One of his major allies in the Arab world was Saddam Hussein, and it was during Reagan’s term of office that Osama Bin Ladin, (in Reagan’s eyes, a freedom fighter), was first put on the American payroll to attack the Russians in Afghanistan.

But in the wake of this disastrous legacy all we are hearing about are Reagan’s charisma, charm, wit and that he happened to be around when the Soviet Union finally imploded. Hello?

Reagan was a B-grade actor who played the role of a kind, brave, wise and judicious father of the nation, a kind of Ward Cleaver in The West Wing, with a touch of John Wayne.

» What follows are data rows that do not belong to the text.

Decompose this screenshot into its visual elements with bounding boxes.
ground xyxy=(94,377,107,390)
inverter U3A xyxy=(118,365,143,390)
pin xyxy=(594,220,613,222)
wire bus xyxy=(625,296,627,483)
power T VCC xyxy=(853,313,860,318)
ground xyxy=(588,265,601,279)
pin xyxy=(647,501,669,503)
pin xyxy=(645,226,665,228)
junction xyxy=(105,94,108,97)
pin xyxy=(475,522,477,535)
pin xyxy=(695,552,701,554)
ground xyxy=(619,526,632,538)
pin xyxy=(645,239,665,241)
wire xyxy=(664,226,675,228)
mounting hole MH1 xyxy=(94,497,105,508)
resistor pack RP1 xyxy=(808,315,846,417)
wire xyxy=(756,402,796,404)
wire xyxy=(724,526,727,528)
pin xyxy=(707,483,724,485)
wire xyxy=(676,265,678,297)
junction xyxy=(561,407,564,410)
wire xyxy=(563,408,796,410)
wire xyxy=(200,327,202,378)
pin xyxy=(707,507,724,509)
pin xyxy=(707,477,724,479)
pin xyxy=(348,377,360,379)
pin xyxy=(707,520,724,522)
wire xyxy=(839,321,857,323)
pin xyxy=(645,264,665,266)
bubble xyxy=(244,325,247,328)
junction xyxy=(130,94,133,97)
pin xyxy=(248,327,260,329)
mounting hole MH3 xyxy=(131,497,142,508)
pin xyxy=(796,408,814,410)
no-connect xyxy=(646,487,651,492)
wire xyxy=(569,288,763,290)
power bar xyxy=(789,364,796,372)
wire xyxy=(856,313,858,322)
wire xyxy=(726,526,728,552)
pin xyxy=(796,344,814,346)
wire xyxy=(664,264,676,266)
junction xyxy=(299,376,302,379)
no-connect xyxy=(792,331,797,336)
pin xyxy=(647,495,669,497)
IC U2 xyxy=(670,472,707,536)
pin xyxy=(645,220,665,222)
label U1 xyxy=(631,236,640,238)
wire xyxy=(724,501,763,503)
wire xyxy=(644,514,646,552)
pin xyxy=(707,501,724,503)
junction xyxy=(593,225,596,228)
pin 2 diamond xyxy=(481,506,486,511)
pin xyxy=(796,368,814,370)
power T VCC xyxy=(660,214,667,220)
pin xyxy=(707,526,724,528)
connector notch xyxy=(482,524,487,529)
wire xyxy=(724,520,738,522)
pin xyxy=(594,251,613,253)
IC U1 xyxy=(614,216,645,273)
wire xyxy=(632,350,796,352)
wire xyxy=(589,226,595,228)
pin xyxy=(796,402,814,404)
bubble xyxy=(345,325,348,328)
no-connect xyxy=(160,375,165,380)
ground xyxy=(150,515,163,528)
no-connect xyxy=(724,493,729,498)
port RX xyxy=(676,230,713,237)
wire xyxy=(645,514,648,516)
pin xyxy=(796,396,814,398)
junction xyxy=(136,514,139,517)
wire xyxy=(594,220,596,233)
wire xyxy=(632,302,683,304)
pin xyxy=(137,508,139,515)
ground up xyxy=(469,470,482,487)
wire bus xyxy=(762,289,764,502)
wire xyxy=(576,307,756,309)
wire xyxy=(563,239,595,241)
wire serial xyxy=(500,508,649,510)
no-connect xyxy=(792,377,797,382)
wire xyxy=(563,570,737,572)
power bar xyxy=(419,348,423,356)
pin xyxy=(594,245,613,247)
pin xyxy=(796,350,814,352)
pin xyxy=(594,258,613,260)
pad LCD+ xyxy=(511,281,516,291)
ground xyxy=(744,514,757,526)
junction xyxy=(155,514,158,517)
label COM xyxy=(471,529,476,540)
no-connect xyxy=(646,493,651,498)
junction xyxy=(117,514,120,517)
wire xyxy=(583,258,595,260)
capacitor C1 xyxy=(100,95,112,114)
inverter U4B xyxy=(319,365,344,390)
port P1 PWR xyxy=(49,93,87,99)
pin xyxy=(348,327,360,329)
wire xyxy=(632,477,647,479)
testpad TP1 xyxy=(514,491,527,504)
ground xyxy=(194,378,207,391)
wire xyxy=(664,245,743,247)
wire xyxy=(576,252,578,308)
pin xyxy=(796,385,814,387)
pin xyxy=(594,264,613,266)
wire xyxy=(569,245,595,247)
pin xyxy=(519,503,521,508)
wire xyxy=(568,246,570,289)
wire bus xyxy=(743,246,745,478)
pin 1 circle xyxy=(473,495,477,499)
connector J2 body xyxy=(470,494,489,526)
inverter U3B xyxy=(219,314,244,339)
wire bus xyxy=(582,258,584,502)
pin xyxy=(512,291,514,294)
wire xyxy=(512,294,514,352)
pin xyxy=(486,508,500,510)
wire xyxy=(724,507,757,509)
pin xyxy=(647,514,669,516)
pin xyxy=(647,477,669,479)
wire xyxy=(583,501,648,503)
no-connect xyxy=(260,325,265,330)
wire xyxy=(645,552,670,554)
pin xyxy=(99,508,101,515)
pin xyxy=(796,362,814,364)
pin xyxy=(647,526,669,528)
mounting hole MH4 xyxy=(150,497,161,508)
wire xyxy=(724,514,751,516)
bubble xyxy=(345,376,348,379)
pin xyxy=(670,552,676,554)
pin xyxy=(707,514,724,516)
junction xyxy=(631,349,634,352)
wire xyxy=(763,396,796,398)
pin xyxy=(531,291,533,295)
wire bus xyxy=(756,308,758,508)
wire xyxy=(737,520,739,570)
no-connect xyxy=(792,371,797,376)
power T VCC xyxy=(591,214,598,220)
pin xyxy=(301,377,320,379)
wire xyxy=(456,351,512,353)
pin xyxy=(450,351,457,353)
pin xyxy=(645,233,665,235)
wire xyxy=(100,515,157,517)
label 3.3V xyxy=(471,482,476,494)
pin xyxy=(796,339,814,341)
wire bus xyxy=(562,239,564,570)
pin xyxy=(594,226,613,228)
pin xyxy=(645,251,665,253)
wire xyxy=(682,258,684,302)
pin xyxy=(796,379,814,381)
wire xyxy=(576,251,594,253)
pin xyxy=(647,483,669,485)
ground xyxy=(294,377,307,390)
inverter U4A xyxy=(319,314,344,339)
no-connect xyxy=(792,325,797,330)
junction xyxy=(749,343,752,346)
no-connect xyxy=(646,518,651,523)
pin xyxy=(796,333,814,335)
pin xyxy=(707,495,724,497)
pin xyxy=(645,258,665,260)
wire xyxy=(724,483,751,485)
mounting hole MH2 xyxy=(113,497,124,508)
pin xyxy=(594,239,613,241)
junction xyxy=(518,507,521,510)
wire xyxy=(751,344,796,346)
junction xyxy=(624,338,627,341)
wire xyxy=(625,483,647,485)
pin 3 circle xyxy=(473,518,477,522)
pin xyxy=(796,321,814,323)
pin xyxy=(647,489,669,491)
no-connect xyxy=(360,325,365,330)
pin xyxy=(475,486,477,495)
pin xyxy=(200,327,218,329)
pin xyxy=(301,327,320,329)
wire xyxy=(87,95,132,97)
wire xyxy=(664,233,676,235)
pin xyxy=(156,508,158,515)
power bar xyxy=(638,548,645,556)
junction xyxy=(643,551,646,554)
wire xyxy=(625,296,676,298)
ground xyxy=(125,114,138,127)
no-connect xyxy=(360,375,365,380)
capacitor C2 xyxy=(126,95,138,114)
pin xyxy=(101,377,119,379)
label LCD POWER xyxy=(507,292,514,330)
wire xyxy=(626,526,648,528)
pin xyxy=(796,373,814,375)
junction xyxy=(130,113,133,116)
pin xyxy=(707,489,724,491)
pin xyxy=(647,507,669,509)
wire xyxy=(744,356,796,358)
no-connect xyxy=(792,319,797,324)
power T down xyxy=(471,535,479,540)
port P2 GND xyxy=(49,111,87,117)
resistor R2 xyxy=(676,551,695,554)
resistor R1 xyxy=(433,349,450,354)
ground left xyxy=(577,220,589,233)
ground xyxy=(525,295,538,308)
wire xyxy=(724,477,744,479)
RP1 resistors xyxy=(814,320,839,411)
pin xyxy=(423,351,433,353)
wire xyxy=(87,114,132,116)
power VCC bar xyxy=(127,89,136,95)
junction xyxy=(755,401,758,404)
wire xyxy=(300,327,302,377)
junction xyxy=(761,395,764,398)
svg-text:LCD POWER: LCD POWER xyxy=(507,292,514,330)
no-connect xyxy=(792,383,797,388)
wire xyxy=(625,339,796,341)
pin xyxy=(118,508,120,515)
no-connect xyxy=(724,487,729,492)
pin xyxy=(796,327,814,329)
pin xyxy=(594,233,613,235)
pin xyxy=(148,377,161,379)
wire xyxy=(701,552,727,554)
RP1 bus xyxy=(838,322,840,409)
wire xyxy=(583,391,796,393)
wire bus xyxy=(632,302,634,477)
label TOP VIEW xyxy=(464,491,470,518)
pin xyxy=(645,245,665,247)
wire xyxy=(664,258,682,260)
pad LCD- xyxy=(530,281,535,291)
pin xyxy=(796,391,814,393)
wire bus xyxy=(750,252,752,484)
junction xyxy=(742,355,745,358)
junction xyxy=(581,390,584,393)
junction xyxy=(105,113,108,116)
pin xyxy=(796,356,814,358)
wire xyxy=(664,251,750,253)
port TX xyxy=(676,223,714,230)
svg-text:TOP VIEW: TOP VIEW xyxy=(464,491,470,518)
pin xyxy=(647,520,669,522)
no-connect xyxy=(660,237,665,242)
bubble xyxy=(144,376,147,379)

“What do you expect?” my friends ask, when I grumble about the news coverage. “Most Americans have difficulty distinguishing between sitcoms and the real world at the best of times.”

But I refuse to believe that Americans could be that stupid.I want to scream, because I see the deluge of Reagan nostalgia not as another example of American idiocy but a calculated effort by the present US administration and its media machine. They actually like what Reagan did and want to do more of it, and, like directors in a Hollywood melodrama who pump up the music to produce the right emotional effect, they are using Reagan nostalgia for their own political purposes. Remember, daddy George Bush was Reagan’s vice president, and George Junior, a chip off the Reagan block, has got himself into a pretty pickle by following Reaganesque policies in terms of military spending, tax cuts for the rich and foreign adventures. Now he’s trying to save his sorry butt by preaching family values (not our families however) and whipping up nostalgia for the good old days under the Gipper.

So just in case anybody is actually listening south of the border, from the point of view of queers, women, minorities, people living with AIDS and those fighting for democracy in the developing world, Reagan was perhaps one of the worst presidents in American history, and those who are now so ostentatiously singing his praises are not the kind of people you would ever want to vote for.

* Tim McCaskell is a long-time Toronto AIDS activist.